Published in Albawaba on 20 - 07 - 2015

U.S Defense Secretary Ashton Carter arrived in Israel on Sunday night as Prime Minister Benjamin Netanyahu indicated an unwillingness to speak about any "compensation" the US could provide to make Israel feel more secure after last week's signing of the Iranian nuclear deal.
Netanyahu, in an interview Sunday on ABC, said there was much talk about compensating Israel.
The question that needed to be asked, the premier said, was, "If this deal is supposed to make Israel and our Arab neighbors safer, why should we be compensated with anything?" Furthermore, he said, "how can you compensate a country, my country, against a terrorist regime that is sworn to our destruction and is going to get a path to nuclear bombs and billions of dollars to boot for its terror activities against us."
Carter is scheduled to meet Defense Minister Moshe Ya'alon on Monday, and hold a press conference with him. On Tuesday, he is scheduled to meet Netanyahu.
Carter is expected to visit IDF troops in the North, as well as travel to Jordan and Saudi Arabia, where there is also a great deal of unease over the nuclear deal.
The dispatch of Carter to Israel so soon after the signing of the deal was widely interpreted as an effort to ease Israel's considerable concern about the security implications of the agreement.
US President Barack Obama, in a New York Times interview last week, said, he is prepared to go "further than any other administration's gone before" in terms of providing Israel with additional US security assurances.

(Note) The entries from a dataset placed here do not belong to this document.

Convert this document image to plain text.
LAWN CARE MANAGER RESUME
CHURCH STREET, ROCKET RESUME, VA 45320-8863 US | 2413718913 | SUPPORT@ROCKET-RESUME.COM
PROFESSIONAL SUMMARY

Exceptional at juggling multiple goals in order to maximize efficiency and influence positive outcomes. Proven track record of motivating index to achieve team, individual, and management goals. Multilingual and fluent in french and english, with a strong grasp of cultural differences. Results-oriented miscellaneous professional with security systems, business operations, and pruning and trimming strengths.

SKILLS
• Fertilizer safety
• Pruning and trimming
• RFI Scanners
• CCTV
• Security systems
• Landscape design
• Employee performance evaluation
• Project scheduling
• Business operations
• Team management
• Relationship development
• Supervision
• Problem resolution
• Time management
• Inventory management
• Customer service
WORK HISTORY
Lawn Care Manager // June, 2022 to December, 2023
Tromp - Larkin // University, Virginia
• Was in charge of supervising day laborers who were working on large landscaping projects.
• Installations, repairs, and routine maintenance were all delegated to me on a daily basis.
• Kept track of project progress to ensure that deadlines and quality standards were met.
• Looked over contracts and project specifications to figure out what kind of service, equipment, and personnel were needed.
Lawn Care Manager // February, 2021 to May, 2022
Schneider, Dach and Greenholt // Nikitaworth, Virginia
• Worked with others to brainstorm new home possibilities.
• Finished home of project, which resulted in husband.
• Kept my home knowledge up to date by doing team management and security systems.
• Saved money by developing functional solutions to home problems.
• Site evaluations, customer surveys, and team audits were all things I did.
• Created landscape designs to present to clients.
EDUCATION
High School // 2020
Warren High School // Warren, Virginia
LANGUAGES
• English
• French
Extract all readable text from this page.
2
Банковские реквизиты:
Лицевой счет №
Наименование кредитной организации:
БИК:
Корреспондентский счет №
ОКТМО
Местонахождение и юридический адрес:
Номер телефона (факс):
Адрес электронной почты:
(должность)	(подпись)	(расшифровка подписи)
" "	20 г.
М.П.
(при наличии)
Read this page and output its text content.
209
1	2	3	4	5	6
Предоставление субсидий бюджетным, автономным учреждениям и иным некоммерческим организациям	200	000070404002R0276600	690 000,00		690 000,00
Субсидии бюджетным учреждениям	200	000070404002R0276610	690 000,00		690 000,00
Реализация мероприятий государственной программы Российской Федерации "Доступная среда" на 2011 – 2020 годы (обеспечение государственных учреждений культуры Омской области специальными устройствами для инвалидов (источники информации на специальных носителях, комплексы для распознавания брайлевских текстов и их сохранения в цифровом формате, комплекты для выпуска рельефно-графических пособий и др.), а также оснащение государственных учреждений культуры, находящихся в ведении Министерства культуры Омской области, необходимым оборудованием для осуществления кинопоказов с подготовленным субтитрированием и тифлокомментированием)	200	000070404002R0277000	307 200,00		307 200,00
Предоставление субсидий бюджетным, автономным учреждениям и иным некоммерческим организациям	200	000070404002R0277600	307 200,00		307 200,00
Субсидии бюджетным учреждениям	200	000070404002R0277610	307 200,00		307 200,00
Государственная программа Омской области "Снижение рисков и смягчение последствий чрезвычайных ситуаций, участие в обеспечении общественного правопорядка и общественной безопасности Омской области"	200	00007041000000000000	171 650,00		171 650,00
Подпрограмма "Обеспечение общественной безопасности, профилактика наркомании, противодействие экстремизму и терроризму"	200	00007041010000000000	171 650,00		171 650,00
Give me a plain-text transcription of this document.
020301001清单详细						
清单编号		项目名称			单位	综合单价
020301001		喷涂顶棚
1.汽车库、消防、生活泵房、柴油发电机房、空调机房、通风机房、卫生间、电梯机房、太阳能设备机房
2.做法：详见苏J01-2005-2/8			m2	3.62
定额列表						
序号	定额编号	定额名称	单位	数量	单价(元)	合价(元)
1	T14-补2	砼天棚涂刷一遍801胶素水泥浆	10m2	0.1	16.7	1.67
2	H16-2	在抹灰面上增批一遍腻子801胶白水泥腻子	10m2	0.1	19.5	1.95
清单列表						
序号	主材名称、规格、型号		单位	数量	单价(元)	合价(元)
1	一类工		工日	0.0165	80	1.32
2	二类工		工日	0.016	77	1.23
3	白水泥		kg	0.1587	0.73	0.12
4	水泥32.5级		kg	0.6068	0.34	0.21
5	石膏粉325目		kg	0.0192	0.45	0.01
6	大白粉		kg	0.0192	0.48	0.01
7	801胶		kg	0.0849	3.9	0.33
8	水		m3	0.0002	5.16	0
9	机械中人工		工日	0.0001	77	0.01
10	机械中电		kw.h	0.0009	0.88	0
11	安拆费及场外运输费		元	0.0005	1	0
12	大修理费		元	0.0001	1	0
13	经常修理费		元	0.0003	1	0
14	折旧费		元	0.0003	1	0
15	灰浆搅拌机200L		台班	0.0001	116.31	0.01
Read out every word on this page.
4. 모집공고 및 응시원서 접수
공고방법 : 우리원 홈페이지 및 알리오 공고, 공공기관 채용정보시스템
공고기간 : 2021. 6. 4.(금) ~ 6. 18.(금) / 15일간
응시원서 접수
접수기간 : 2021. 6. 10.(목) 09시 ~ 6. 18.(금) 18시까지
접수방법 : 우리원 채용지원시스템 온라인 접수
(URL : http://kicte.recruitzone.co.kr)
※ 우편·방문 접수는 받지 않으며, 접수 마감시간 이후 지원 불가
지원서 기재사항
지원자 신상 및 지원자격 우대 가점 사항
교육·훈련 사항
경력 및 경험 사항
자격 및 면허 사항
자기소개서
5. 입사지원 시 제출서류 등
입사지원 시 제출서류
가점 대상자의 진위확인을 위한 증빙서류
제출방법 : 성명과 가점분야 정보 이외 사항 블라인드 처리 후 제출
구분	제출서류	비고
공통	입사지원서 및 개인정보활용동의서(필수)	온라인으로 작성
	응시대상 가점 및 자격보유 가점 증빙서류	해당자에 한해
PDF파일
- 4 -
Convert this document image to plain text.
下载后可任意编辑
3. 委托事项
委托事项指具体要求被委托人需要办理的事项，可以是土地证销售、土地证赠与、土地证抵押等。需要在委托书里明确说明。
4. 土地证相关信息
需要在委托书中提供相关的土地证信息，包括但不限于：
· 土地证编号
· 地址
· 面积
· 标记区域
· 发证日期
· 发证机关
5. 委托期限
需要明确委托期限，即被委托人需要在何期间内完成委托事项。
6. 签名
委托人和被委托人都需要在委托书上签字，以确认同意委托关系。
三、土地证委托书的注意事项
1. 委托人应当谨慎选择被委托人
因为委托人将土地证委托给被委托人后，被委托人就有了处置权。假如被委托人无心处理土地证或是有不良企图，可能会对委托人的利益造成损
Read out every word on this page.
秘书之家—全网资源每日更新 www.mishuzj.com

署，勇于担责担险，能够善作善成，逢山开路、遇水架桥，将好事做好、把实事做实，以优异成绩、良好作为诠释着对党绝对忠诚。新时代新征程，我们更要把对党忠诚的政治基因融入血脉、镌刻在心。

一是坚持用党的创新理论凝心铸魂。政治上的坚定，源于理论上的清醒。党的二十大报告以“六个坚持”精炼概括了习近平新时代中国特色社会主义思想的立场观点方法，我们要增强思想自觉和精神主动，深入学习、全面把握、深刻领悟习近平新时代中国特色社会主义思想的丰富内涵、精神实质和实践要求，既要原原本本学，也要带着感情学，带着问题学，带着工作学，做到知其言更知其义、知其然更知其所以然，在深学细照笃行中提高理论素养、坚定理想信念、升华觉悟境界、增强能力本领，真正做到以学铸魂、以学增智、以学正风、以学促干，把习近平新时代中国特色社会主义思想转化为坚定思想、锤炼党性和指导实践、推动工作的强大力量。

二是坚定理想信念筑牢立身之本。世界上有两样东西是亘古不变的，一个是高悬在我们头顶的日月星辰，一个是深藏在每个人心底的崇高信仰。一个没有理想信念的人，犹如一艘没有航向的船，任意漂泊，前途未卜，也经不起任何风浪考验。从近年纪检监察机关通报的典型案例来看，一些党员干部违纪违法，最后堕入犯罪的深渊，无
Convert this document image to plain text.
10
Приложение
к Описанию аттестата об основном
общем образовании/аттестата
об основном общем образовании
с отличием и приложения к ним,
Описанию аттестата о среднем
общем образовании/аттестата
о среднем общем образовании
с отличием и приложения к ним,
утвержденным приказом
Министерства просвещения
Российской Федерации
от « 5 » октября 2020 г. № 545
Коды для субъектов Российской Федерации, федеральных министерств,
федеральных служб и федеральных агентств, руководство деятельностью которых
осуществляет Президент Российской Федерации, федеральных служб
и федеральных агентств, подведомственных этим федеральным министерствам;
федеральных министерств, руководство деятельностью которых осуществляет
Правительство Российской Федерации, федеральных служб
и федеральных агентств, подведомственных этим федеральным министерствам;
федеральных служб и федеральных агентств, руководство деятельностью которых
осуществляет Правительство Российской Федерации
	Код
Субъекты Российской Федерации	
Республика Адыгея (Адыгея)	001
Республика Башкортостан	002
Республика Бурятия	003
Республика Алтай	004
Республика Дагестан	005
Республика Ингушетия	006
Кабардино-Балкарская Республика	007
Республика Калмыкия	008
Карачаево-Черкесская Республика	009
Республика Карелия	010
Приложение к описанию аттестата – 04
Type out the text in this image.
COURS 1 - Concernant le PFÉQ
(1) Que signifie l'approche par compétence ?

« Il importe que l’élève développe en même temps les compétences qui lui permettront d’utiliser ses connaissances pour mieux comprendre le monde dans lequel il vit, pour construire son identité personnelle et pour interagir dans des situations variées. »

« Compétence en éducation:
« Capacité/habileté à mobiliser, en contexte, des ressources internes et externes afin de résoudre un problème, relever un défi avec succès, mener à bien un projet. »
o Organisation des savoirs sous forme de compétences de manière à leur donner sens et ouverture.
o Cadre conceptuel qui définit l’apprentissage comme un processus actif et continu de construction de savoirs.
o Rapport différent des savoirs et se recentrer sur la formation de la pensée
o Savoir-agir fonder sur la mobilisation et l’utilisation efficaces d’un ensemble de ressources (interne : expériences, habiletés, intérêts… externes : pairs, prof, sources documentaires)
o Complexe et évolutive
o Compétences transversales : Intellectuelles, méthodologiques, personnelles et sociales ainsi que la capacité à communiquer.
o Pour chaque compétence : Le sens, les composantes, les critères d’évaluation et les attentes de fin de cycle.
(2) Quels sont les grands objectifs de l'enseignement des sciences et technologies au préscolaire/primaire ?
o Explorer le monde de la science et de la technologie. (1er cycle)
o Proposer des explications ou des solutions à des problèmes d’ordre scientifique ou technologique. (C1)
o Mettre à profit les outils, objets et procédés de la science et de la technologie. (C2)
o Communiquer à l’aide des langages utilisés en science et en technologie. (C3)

US Under Secretary of State Wendy Sherman, in a briefing with Israeli diplomatic reporters last week, said that Obama, during his phone conversation with Netanyahu soon after the announcement of the deal, tried to "talk about ways that they might enhance future security cooperation with Israel," but that Netanyahu was "not ready to have that discussion yet."
Asked on ABC whether he would personally lobby Congress, which has 60 days to review and vote on the agreement, Netanyahu said it was "very important" for him as the "prime minister of the one and only Jewish state to make our case against a deal that we believe endangers our security, our survival even, and the security of the Middle East and the world."
Netanyahu said that rather agree to this accord, another deal should have been negotiated along the lines of "dismantle for dismantle" – Iran dismantle its nuclear infrastructure, in exchange for the dismantling of the sanctions.
"That was the original administration position," he said.
Another alternative, he said, was to partly dismantle Iran's nuclear infrastructure, and keep the international pressure on the Islamic Republic until it stopped its terrorism and subversion around the region and the world.
Now, he said, Iran gets to keep its nuclear infrastructure, while the sanctions will be dismantled in a short time.
Netanyahu pushed back against the idea that the whole world was celebrating this deal, except for Israel.
"The Arab leaders who are talking to me are not celebrating it," he said, though he did not elaborate with whom he was speaking. He pointed out that there is bipartisan agreement in Israel that "this is a very bad deal."
At the opening of the weekly cabinet meeting, Netanyahu addressed one of the US administration's main arguments: Neither Israel – nor anyone else – provided any viable alternative to this deal.
"The alternative to this failed agreement, which we proposed repeatedly, is the continuation and strengthening of the sanctions on Iran and conditioning the lifting of the restrictions on Iran's nuclear program, and the lifting of the pressure on Iran, only if it changes its policy," he said. "As long as the Iranian leadership is encouraging calls of ‘Death to America' and ‘Death to Israel,' there is no reason to make any concessions to them."
Netanyahu said that if anyone thought the "extraordinary con - cessions" made to Iran would lead to a change in its positions, they received a "crushing answer over the weekend," when Iran's Supreme Leader Ayatollah Ali Khamenei made clear that the deal would not alter Iran's policies in the region.